Alessandra Benedetti – Corbis | Corbis News | Getty Images
The balance of power is changing in the three largest economies of the European Union, which could have important implications for financial markets.
Germany has just turned the page of Angela Merkel’s 16 years of leadership, France is gearing up for an uncertain presidential election in the spring and Italy is eagerly awaiting whether Mario Draghi will step down as prime minister.
“We may well be in a fairly deep ‘watershed’, with significant positive implications for policy,” said Erik Nielsen, chief group economist at UniCredit, in a note to clients in December.
“The new German government will introduce important reforms in Germany, if they are less eye-catching and direct than desirable, and this will most likely facilitate reforms in Europe as well,” Nielsen said.
The newly established government has pledged to decarbonise the German economy and invest in digitization. At the same time, his idea is also to conduct a sound fiscal policy from 2023, once the incentives to cope with the the pandemic has subsided.
These targets are likely to influence European discussions on how to update fiscal rules, a topic market participants are following closely. The eurozone has had strict deficit and debt targets, but there has been a lack of enforcement of these rules. Moreover, others wonder if these targets are still valid in a post-pandemic world. How much governments will spend, and where, could have direct implications for the bond market.
“The government’s previous stimulus measures and the new government’s impressive investment policies will unfold in 2022 and lead to exceptional growth performance,” ING analysts said in a note in December.
the german economy rose 2% in the second quarter of 2021 and 1.7% in the third quarter, according to the national statistics office.
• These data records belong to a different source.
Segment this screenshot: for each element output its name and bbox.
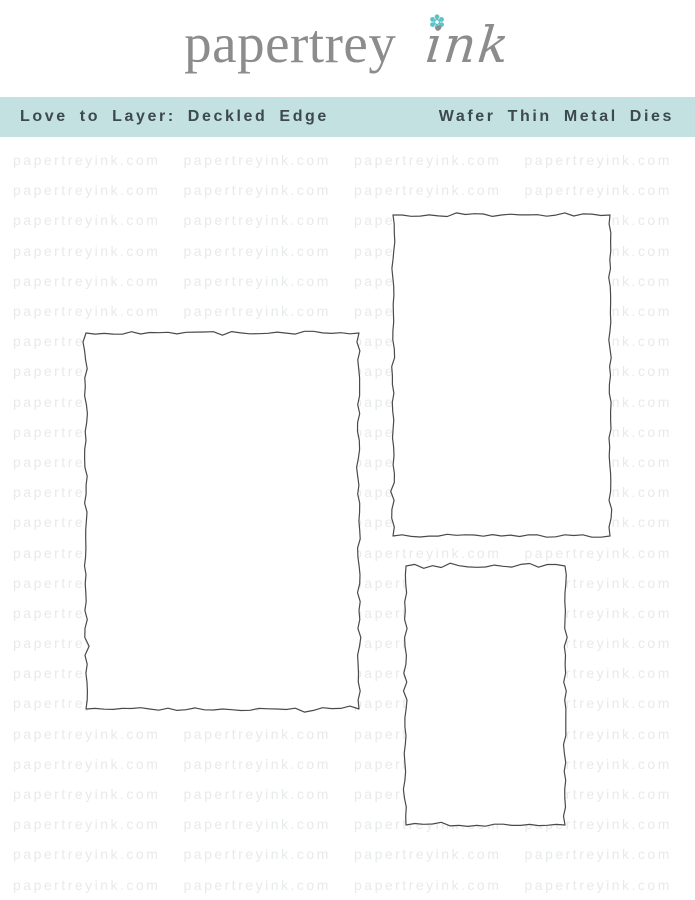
watermark-text: papertreyink.com <box>525 605 695 621</box>
watermark-row: papertreyink.compapertreyink.compapertre… <box>13 719 695 749</box>
watermark-text: papertreyink.com <box>525 514 695 530</box>
watermark-row: papertreyink.compapertreyink.compapertre… <box>13 507 695 537</box>
watermark-text: papertreyink.com <box>525 333 695 349</box>
watermark-text: papertreyink.com <box>184 665 355 681</box>
watermark-text: papertreyink.com <box>13 484 184 500</box>
watermark-text: papertreyink.com <box>525 877 695 893</box>
product-type: Wafer Thin Metal Dies <box>439 108 674 126</box>
watermark-row: papertreyink.compapertreyink.compapertre… <box>13 688 695 718</box>
watermark-text: papertreyink.com <box>354 243 525 259</box>
watermark-row: papertreyink.compapertreyink.compapertre… <box>13 266 695 296</box>
watermark-text: papertreyink.com <box>525 635 695 651</box>
product-image-page: papertrey ink Love to Layer: Deckled Edg… <box>0 0 695 900</box>
watermark-text: papertreyink.com <box>525 545 695 561</box>
watermark-text: papertreyink.com <box>184 243 355 259</box>
watermark-text: papertreyink.com <box>354 575 525 591</box>
watermark-text: papertreyink.com <box>354 877 525 893</box>
watermark-text: papertreyink.com <box>184 363 355 379</box>
watermark-row: papertreyink.compapertreyink.compapertre… <box>13 356 695 386</box>
watermark-text: papertreyink.com <box>525 394 695 410</box>
watermark-row: papertreyink.compapertreyink.compapertre… <box>13 145 695 175</box>
watermark-text: papertreyink.com <box>354 484 525 500</box>
watermark-text: papertreyink.com <box>354 514 525 530</box>
watermark-text: papertreyink.com <box>13 635 184 651</box>
watermark-text: papertreyink.com <box>184 695 355 711</box>
watermark-text: papertreyink.com <box>354 212 525 228</box>
watermark-text: papertreyink.com <box>13 243 184 259</box>
watermark-text: papertreyink.com <box>13 303 184 319</box>
watermark-text: papertreyink.com <box>184 635 355 651</box>
watermark-text: papertreyink.com <box>525 695 695 711</box>
watermark-text: papertreyink.com <box>13 695 184 711</box>
watermark-text: papertreyink.com <box>13 424 184 440</box>
watermark-text: papertreyink.com <box>354 756 525 772</box>
watermark-text: papertreyink.com <box>184 454 355 470</box>
watermark-text: papertreyink.com <box>525 756 695 772</box>
watermark-text: papertreyink.com <box>354 333 525 349</box>
watermark-text: papertreyink.com <box>13 273 184 289</box>
watermark-row: papertreyink.compapertreyink.compapertre… <box>13 296 695 326</box>
watermark-text: papertreyink.com <box>525 454 695 470</box>
watermark-text: papertreyink.com <box>354 635 525 651</box>
watermark-text: papertreyink.com <box>525 786 695 802</box>
watermark-text: papertreyink.com <box>13 846 184 862</box>
watermark-text: papertreyink.com <box>184 545 355 561</box>
watermark-text: papertreyink.com <box>354 726 525 742</box>
watermark-text: papertreyink.com <box>184 575 355 591</box>
watermark-text: papertreyink.com <box>525 182 695 198</box>
watermark-text: papertreyink.com <box>354 786 525 802</box>
watermark-text: papertreyink.com <box>13 786 184 802</box>
watermark-text: papertreyink.com <box>525 152 695 168</box>
watermark-text: papertreyink.com <box>525 424 695 440</box>
watermark-text: papertreyink.com <box>13 665 184 681</box>
watermark-text: papertreyink.com <box>13 605 184 621</box>
watermark-text: papertreyink.com <box>13 756 184 772</box>
watermark-layer: papertreyink.compapertreyink.compapertre… <box>0 145 695 900</box>
watermark-text: papertreyink.com <box>354 152 525 168</box>
watermark-row: papertreyink.compapertreyink.compapertre… <box>13 749 695 779</box>
watermark-row: papertreyink.compapertreyink.compapertre… <box>13 205 695 235</box>
watermark-text: papertreyink.com <box>184 846 355 862</box>
watermark-text: papertreyink.com <box>13 514 184 530</box>
watermark-text: papertreyink.com <box>13 182 184 198</box>
watermark-text: papertreyink.com <box>13 333 184 349</box>
watermark-row: papertreyink.compapertreyink.compapertre… <box>13 417 695 447</box>
watermark-text: papertreyink.com <box>354 605 525 621</box>
watermark-text: papertreyink.com <box>354 454 525 470</box>
watermark-text: papertreyink.com <box>354 424 525 440</box>
watermark-row: papertreyink.compapertreyink.compapertre… <box>13 658 695 688</box>
brand-name-serif: papertrey <box>184 14 396 75</box>
watermark-text: papertreyink.com <box>184 152 355 168</box>
watermark-text: papertreyink.com <box>13 877 184 893</box>
watermark-text: papertreyink.com <box>184 816 355 832</box>
watermark-text: papertreyink.com <box>13 394 184 410</box>
watermark-text: papertreyink.com <box>13 545 184 561</box>
brand-name-script-wrap: ink <box>426 20 511 70</box>
watermark-text: papertreyink.com <box>525 243 695 259</box>
watermark-text: papertreyink.com <box>354 182 525 198</box>
watermark-text: papertreyink.com <box>184 303 355 319</box>
brand-name-script: ink <box>424 20 514 70</box>
watermark-text: papertreyink.com <box>354 846 525 862</box>
watermark-text: papertreyink.com <box>184 514 355 530</box>
watermark-text: papertreyink.com <box>354 394 525 410</box>
watermark-text: papertreyink.com <box>354 545 525 561</box>
watermark-text: papertreyink.com <box>184 726 355 742</box>
watermark-text: papertreyink.com <box>525 726 695 742</box>
watermark-text: papertreyink.com <box>525 665 695 681</box>
watermark-row: papertreyink.compapertreyink.compapertre… <box>13 809 695 839</box>
watermark-text: papertreyink.com <box>525 363 695 379</box>
watermark-text: papertreyink.com <box>184 484 355 500</box>
watermark-text: papertreyink.com <box>13 454 184 470</box>
watermark-text: papertreyink.com <box>354 695 525 711</box>
watermark-text: papertreyink.com <box>13 816 184 832</box>
watermark-row: papertreyink.compapertreyink.compapertre… <box>13 870 695 900</box>
watermark-row: papertreyink.compapertreyink.compapertre… <box>13 326 695 356</box>
watermark-row: papertreyink.compapertreyink.compapertre… <box>13 236 695 266</box>
watermark-row: papertreyink.compapertreyink.compapertre… <box>13 598 695 628</box>
watermark-text: papertreyink.com <box>13 726 184 742</box>
watermark-text: papertreyink.com <box>13 363 184 379</box>
watermark-row: papertreyink.compapertreyink.compapertre… <box>13 568 695 598</box>
watermark-row: papertreyink.compapertreyink.compapertre… <box>13 477 695 507</box>
watermark-text: papertreyink.com <box>184 182 355 198</box>
watermark-text: papertreyink.com <box>184 605 355 621</box>
watermark-text: papertreyink.com <box>354 665 525 681</box>
watermark-text: papertreyink.com <box>184 786 355 802</box>
watermark-text: papertreyink.com <box>184 333 355 349</box>
watermark-text: papertreyink.com <box>184 877 355 893</box>
watermark-text: papertreyink.com <box>354 303 525 319</box>
watermark-text: papertreyink.com <box>13 152 184 168</box>
watermark-row: papertreyink.compapertreyink.compapertre… <box>13 839 695 869</box>
watermark-text: papertreyink.com <box>525 484 695 500</box>
watermark-text: papertreyink.com <box>525 212 695 228</box>
watermark-text: papertreyink.com <box>525 273 695 289</box>
watermark-row: papertreyink.compapertreyink.compapertre… <box>13 628 695 658</box>
watermark-text: papertreyink.com <box>354 273 525 289</box>
watermark-text: papertreyink.com <box>354 363 525 379</box>
brand-logo: papertrey ink <box>0 0 695 97</box>
watermark-text: papertreyink.com <box>13 575 184 591</box>
watermark-text: papertreyink.com <box>525 575 695 591</box>
watermark-row: papertreyink.compapertreyink.compapertre… <box>13 175 695 205</box>
watermark-text: papertreyink.com <box>184 394 355 410</box>
watermark-text: papertreyink.com <box>184 424 355 440</box>
title-banner: Love to Layer: Deckled Edge Wafer Thin M… <box>0 97 695 137</box>
watermark-row: papertreyink.compapertreyink.compapertre… <box>13 537 695 567</box>
product-title: Love to Layer: Deckled Edge <box>20 108 329 126</box>
watermark-row: papertreyink.compapertreyink.compapertre… <box>13 387 695 417</box>
watermark-text: papertreyink.com <box>354 816 525 832</box>
watermark-text: papertreyink.com <box>525 303 695 319</box>
watermark-text: papertreyink.com <box>13 212 184 228</box>
watermark-text: papertreyink.com <box>525 816 695 832</box>
watermark-text: papertreyink.com <box>184 756 355 772</box>
watermark-row: papertreyink.compapertreyink.compapertre… <box>13 447 695 477</box>
watermark-text: papertreyink.com <box>184 273 355 289</box>
watermark-text: papertreyink.com <box>184 212 355 228</box>
watermark-text: papertreyink.com <box>525 846 695 862</box>
watermark-row: papertreyink.compapertreyink.compapertre… <box>13 779 695 809</box>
Over the whole of 2020, GDP fell by almost 5%.
These numbers have been significantly affected by the pandemic and supply chain issues.
“As soon as the frictions in the global supply chain begin to subside and the fourth wave of the pandemic is behind us, industrial production will rebound strongly, private consumption will begin to recover and investment will flourish and the German economy will flourish. is expected to make an impressive comeback as European Growth Champion 2022, ”he added.
In October, the International Monetary Fund forecast a GDP growth rate of 4.6% for Germany in 2022, which is higher than estimates for France and Italy.
French voters go to the polls at the end of April. Past President Emmanuel Macron has not yet announced his intention to run for a second term. However, he currently votes first among all the candidates.
But there is plenty of time for voter polls to change, especially as new candidates formalize their plans for the presidency.
Eric Zemmour, an anti-immigration candidate, is seen as a threat to like-minded politician Marine Le Pen. At the same time, the arrival of Valérie Pécresse to lead his conservative center-right campaign is also seen as a challenge for Macron, if he decides to run for a second term.
Nielsen described Pecresse as a “serious contender against the still undeclared favorite Macron” if she makes it to the second round of the election. For the moment, she is fourth in the polls, after Macron and the two far-right candidates.
“Macron will therefore have to take an even narrower path to reform France, especially with regard to pensions, the civil service and the labor market,” say ING analysts.
Nonetheless, a Macron victory would mean France would still have a pro-European leader seeking to work with Germany and Italy to reform the region.
In Italy and abroad, everyone wants to know if Mario Draghi will remain the prime minister of the country or if he will choose to be the next president instead. The latter would bring a new wave of political uncertainty given the fragmentation of the Italian Parliament.
“Ultimately, the political balance that has prevailed since Draghi’s appointment as prime minister is likely to be shaken, if not upset, by the upcoming presidential election,” said Wolfango Piccoli, co-chairman of the Teneo consultancy firm. , in a note. in December.
As president, Draghi would have less direct influence on Italian politics.
“Draghi would find it difficult to act on behalf of Italy vis-à-vis the EU from the presidential palace,” Piccoli said.
However, Italy would still have a pro-European president who would have a say in some of the steps a new government might take.
Draghi is at the head of a technocratic government, supported by the different political groups in the Italian Parliament. Without their votes, Draghi’s work could face obstacles when introducing new laws.
Nonetheless, “in this scenario, Draghi would almost certainly remain Prime Minister until the 2023 elections, thus ensuring Italy’s unprecedented influence over key European policies next year while perhaps leaving Italian politics a bit behind. less entrenched in the longer term, ”Nielsen added.